Here’s the good news: the fix is a simple, common-sense update to city contracting rules, that has already been made by other cities in our region. And that’s exactly what we’re proposing with the Safeguard San Diego Infrastructure Ballot Measure – a simple fix with a massive positive impact.
How did we get here? In 2012, during the depths of the Great Recession, special interests successfully pushed through a measure to ban Project Labor Agreements (PLAs) in public works projects, falsely claiming it would save taxpayers money. The measure took away the city’s ability to enter into PLAs for public works and construction projects, putting infrastructure funding at risk.
So what are Project Labor Agreements anyway? In short, project labor agreements hold contractors to high standards for how they treat workers. A PLA might require that contractors pay decent wages. It could require local hiring, so that city funds are used to pay local workers, rather than out-of-state workers. Often, they require that contractors participate in apprenticeship programs that open the doors to good-paying construction jobs to veterans, women, and workers of color.

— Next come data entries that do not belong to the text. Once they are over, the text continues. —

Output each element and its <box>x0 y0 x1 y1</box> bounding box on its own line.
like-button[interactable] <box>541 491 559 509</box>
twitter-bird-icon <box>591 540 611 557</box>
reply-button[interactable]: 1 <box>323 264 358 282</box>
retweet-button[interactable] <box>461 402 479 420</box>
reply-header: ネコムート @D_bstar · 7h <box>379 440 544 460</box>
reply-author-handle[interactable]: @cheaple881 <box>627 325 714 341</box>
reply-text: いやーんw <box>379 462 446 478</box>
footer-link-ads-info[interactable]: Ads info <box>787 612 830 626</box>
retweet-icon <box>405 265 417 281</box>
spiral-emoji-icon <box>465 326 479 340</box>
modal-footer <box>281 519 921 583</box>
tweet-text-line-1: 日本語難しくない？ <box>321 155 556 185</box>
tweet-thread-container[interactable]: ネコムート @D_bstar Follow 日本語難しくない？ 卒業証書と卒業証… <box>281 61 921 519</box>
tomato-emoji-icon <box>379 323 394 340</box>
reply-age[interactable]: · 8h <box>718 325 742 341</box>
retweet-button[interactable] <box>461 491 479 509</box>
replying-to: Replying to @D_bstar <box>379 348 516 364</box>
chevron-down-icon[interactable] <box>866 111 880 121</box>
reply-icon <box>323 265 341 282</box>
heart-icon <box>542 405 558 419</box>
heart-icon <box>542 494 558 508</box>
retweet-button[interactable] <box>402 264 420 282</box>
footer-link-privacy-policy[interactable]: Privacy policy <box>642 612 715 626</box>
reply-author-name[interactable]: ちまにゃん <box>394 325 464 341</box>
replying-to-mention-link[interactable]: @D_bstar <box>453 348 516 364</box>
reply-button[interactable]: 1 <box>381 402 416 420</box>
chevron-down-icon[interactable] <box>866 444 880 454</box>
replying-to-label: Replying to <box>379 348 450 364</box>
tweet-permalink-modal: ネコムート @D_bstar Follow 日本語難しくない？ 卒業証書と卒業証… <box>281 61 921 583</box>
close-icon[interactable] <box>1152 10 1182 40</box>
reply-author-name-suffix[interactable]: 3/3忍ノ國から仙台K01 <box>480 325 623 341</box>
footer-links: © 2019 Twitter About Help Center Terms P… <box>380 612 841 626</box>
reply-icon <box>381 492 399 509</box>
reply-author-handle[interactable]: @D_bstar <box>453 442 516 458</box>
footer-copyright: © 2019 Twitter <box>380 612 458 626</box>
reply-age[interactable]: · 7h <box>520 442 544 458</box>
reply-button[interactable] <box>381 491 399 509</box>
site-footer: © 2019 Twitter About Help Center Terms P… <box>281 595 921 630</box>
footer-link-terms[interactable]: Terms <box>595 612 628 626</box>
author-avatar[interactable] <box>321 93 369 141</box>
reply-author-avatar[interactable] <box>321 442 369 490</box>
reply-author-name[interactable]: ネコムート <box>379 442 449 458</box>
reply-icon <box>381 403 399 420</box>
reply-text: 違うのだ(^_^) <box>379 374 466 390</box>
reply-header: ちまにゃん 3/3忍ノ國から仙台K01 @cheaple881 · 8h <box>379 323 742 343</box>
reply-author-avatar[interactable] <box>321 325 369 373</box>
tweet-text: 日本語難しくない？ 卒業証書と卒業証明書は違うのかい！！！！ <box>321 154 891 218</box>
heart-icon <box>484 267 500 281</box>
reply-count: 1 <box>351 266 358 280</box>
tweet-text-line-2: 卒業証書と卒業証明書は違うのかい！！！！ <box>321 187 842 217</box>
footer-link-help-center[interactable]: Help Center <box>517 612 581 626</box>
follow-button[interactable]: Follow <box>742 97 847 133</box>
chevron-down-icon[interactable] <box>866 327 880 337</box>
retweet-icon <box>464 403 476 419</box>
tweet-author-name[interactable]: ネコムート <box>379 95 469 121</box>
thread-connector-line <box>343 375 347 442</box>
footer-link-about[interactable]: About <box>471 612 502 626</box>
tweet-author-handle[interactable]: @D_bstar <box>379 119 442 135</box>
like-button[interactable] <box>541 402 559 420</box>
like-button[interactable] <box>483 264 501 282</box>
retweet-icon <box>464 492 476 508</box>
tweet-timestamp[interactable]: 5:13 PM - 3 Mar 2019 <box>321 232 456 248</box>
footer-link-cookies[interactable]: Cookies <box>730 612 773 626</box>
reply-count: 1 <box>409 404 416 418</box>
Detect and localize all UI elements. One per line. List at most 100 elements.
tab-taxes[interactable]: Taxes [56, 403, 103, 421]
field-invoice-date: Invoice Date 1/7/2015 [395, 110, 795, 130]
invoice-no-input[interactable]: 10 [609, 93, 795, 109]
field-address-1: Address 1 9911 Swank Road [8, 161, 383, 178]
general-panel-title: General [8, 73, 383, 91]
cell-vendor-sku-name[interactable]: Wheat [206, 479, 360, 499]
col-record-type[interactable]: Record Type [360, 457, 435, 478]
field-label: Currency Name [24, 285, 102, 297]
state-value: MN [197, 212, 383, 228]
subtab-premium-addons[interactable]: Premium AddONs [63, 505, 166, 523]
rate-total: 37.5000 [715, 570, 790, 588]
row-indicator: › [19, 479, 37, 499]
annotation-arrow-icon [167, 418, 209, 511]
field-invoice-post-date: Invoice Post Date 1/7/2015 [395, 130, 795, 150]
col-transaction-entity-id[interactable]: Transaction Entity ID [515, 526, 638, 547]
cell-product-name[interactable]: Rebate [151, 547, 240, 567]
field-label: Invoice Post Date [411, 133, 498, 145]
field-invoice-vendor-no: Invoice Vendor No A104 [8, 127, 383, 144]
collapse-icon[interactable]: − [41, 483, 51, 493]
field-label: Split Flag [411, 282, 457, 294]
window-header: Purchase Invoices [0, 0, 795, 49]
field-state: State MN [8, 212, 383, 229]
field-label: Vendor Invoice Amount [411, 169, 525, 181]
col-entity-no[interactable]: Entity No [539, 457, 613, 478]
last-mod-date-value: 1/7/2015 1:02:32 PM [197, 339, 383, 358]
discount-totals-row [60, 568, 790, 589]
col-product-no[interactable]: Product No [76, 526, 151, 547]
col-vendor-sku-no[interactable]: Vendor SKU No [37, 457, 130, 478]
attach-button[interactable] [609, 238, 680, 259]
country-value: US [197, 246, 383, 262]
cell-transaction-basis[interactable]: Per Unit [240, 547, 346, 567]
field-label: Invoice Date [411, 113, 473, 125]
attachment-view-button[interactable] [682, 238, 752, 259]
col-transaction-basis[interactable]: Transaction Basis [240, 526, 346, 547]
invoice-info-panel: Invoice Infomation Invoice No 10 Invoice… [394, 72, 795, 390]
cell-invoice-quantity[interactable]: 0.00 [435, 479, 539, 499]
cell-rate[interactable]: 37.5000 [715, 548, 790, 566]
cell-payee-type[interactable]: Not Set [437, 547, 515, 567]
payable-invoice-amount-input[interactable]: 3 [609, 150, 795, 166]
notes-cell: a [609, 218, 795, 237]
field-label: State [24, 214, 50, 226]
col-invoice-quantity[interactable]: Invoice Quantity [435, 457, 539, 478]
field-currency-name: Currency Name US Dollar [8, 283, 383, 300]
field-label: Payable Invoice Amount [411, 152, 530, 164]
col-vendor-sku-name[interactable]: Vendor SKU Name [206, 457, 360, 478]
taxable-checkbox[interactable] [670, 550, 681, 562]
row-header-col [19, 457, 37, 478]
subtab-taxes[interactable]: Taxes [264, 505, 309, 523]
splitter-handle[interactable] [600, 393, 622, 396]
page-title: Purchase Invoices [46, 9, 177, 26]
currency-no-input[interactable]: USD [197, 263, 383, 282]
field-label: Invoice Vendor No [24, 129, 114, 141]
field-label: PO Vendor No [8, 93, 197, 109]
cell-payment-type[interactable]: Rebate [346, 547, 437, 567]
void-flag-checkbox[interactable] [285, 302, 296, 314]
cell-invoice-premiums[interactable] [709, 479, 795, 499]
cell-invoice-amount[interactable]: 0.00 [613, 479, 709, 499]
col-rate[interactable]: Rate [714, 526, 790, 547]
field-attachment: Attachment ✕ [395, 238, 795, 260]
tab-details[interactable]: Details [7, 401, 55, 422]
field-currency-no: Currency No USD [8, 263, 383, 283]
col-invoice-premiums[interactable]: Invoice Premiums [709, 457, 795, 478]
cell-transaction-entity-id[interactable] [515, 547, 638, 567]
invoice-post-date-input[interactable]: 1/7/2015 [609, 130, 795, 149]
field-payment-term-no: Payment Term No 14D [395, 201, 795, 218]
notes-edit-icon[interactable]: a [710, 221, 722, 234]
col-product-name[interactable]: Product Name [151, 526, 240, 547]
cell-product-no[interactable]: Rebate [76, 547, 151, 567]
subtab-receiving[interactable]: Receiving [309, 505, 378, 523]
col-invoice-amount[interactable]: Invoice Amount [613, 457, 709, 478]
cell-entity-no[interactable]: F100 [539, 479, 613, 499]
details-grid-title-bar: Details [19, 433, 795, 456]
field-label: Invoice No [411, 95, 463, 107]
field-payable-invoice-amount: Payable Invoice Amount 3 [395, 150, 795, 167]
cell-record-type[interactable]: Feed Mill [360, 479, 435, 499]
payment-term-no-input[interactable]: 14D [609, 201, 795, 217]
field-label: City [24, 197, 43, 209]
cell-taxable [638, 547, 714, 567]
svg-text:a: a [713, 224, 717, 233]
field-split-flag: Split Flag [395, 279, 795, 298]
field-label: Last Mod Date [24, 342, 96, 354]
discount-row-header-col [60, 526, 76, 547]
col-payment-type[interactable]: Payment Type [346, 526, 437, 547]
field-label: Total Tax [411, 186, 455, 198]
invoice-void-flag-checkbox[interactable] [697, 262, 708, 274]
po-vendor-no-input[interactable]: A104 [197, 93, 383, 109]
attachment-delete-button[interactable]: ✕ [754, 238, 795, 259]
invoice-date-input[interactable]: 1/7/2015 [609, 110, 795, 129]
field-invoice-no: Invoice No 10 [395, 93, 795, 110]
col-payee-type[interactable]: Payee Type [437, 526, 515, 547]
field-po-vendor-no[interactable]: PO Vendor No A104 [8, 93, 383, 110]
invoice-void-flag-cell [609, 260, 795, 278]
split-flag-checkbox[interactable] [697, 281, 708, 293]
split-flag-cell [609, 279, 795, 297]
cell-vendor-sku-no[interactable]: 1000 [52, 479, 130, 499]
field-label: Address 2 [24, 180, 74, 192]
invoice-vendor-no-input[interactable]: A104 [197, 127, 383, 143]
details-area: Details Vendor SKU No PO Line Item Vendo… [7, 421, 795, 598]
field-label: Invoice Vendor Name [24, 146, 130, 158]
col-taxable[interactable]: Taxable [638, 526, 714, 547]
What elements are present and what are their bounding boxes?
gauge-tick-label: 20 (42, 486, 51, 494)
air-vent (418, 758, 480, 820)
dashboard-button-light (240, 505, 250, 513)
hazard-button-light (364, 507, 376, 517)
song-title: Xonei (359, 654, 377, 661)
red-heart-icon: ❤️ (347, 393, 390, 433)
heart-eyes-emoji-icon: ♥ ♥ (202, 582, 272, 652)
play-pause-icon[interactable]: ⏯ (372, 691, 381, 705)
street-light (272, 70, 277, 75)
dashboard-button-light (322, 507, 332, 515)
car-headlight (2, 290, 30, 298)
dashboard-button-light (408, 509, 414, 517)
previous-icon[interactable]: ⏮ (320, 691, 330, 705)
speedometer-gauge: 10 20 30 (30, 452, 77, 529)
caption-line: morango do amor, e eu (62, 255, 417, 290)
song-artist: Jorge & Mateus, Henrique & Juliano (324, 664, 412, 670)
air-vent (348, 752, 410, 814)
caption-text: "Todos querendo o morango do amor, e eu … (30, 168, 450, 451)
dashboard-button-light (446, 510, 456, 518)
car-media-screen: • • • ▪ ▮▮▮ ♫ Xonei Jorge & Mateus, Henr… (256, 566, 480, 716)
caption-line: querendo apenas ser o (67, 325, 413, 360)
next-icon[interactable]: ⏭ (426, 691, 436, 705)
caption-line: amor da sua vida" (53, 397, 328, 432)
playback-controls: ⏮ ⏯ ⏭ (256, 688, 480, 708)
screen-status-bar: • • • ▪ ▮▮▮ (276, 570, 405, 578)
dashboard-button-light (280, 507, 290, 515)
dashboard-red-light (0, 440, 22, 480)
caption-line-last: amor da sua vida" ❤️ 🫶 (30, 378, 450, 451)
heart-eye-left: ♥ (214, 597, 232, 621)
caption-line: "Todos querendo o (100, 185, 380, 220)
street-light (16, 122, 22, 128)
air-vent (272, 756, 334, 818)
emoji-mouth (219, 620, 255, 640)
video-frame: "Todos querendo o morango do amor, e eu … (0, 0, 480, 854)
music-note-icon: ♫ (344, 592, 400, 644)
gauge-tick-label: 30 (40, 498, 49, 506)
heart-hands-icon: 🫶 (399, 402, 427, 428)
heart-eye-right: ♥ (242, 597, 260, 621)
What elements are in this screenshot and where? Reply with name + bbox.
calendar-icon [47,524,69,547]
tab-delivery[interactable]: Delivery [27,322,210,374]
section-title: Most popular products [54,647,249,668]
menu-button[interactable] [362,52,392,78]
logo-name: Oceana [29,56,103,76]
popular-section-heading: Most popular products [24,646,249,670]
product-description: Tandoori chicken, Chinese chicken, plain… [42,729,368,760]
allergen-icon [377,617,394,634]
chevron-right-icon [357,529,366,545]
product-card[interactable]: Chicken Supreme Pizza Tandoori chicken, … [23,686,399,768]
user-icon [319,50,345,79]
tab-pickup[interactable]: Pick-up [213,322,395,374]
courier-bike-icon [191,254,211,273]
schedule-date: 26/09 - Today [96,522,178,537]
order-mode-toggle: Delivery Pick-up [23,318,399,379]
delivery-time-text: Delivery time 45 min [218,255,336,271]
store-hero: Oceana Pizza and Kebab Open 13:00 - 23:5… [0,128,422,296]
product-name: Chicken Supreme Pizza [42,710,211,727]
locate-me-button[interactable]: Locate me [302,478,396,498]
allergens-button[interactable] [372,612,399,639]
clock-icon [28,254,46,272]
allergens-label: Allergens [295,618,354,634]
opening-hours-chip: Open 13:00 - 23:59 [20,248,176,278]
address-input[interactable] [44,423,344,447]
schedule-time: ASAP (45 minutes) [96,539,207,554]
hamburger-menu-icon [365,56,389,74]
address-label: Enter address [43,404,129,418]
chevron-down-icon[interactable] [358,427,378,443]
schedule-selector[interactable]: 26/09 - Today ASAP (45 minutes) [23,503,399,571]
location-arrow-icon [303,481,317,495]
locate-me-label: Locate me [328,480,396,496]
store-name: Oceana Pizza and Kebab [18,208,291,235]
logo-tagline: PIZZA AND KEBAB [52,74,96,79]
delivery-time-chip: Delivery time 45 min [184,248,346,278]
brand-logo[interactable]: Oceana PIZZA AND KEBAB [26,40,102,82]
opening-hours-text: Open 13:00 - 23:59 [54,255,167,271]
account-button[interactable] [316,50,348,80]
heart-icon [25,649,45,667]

At the time Prop A was passed, we were assured this law didn’t put city projects at risk. But a decade later, state law has changed, and our infrastructure funding is in jeopardy. Today, California can cut off public works funding to cities or counties, like the City of San Diego, that ban the use of PLAs. That puts us in danger of losing hundreds of millions in state funds — money that San Diego taxpayers contributed to the state in the first place, and money we need to deliver the infrastructure upgrades San Diegans expect and deserve.
Updating the law is simple: just lift the ban. Our measure doesn’t require using project labor agreements, it simply says that the city can evaluate each city construction project and gives the city the ability to decide what best serves taxpayers’ interests. Doing so will protect our infrastructure and protect San Diego’s state funding.
Those are values we certainly share, but the Safeguard San Diego Infrastructure measure isn’t even really about that – it’s focused on keeping state dollars flowing for San Diego projects, and our local tax dollars. The measure also strengthens citizen oversight to protect public projects from fraud and corruption. It requires full taxpayer transparency on any construction contract over $10,000. And it prohibits discrimination of any kind on public works projects, so every worker has a fair chance to get ahead.
A broad, city-wide coalition has formed to “Safeguard San Diego,” representing people across partisan and ideological lines. We even have support from people like the former Executive Director of the San Diego County Taxpayers Association, who supported the PLA ban in 2012 but recognizes the need to align the city’s contracting laws with state law so we don’t lose state funds.
The small cadre of developers and contractors who profit from the ban will try to convince you this is controversial, but it’s not. Once our colleagues on City Council put this measure on the ballot, it will be up to the voters to choose between corporate profits and San Diego’s future.
And we trust the voters to decide. Together, we can safeguard state funding to keep San Diego strong and our economy growing today and in the future.
We increasingly live in a community of haves and have nots. I am flummoxed as to how workers on the lower end of the economic scale can afford to live in the county in which they work. The anti-PLA group’s goal was to be able to pay the lowest possible wages and benefits. Should we, who benefit from and pay for this work through our taxes want to impoverish those on the lower end of the scale? I think not.
Separately though, I’ve got a friend who is a high level executive at a major local construction company that builds hotels, business centers, and the like. She says they always go with PLAs because they ensure that the work will be done by properly trained people on time.